La storia della medicina risale alle più antiche forme di vita
dell’uomo, dapprima attraverso l’individuazione di alcuni fondamenti
nella preistoria, e poi con l’affermazione di un approccio scientifico e
razionale in età greco romana, dove si svincola dalla magia e dalla
religione.
Una radicale trasformazione si ebbe nel V secolo a.C. laddove la
medicina venne collocata tra le arti applicate all’uomo evidenziandone
la necessità di legarla ad un preciso metodo.

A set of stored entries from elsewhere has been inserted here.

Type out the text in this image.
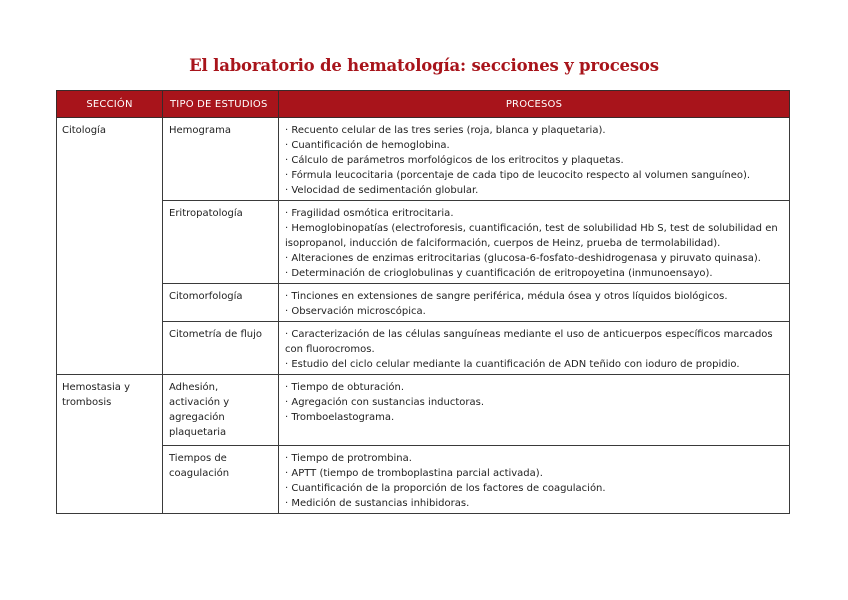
El laboratorio de hematología: secciones y procesos
SECCIÓN	TIPO DE ESTUDIOS	PROCESOS
Citología	Hemograma	· Recuento celular de las tres series (roja, blanca y plaquetaria).
· Cuantificación de hemoglobina.
· Cálculo de parámetros morfológicos de los eritrocitos y plaquetas.
· Fórmula leucocitaria (porcentaje de cada tipo de leucocito respecto al volumen sanguíneo).
· Velocidad de sedimentación globular.

	Eritropatología	· Fragilidad osmótica eritrocitaria.
· Hemoglobinopatías (electroforesis, cuantificación, test de solubilidad Hb S, test de solubilidad en isopropanol, inducción de falciformación, cuerpos de Heinz, prueba de termolabilidad).
· Alteraciones de enzimas eritrocitarias (glucosa-6-fosfato-deshidrogenasa y piruvato quinasa).
· Determinación de crioglobulinas y cuantificación de eritropoyetina (inmunoensayo).

	Citomorfología	· Tinciones en extensiones de sangre periférica, médula ósea y otros líquidos biológicos.
· Observación microscópica.

	Citometría de flujo	· Caracterización de las células sanguíneas mediante el uso de anticuerpos específicos marcados con fluorocromos.
· Estudio del ciclo celular mediante la cuantificación de ADN teñido con ioduro de propidio.

Hemostasia y trombosis	Adhesión, activación y agregación plaquetaria	· Tiempo de obturación.
· Agregación con sustancias inductoras.
· Tromboelastograma.

	Tiempos de coagulación	· Tiempo de protrombina.
· APTT (tiempo de tromboplastina parcial activada).
· Cuantificación de la proporción de los factores de coagulación.
· Medición de sustancias inhibidoras.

Era questo l’unico modo
per insegnare a tutti i medici la miglior via per approcciare ad una
malattia e per dare loro delle procedure sicure da seguire. Proprio per
questo motivo la medicina fu considerata come una technai, termine
con cui i greci indicavano il connubio tra arte e scienza in vari ambiti,
tra i quali bisogna anche annoverare la musica, la scultura e
l’architettura. L’arte era in grado sia di poter scoprire la causa delle
cose, poiché queste obbediscono ad un ordine naturale ben preciso, sia
di discernere ciò che era corretto da ciò che non lo era.
Fu in quest’epoca che emerse la figura di Ippocrate di Cos (460-377
a.C.)2, considerato il padre della medicina che, nell’interpretare le
malattie, utilizzò un metodo razionalistico, eliminando, quindi,
1 Definizione fornita dal sito online www.treccani.it
2 Fornaciari G., Giuffra V., Manuale di storia della medicina, Ghezzano, Felici, 2011.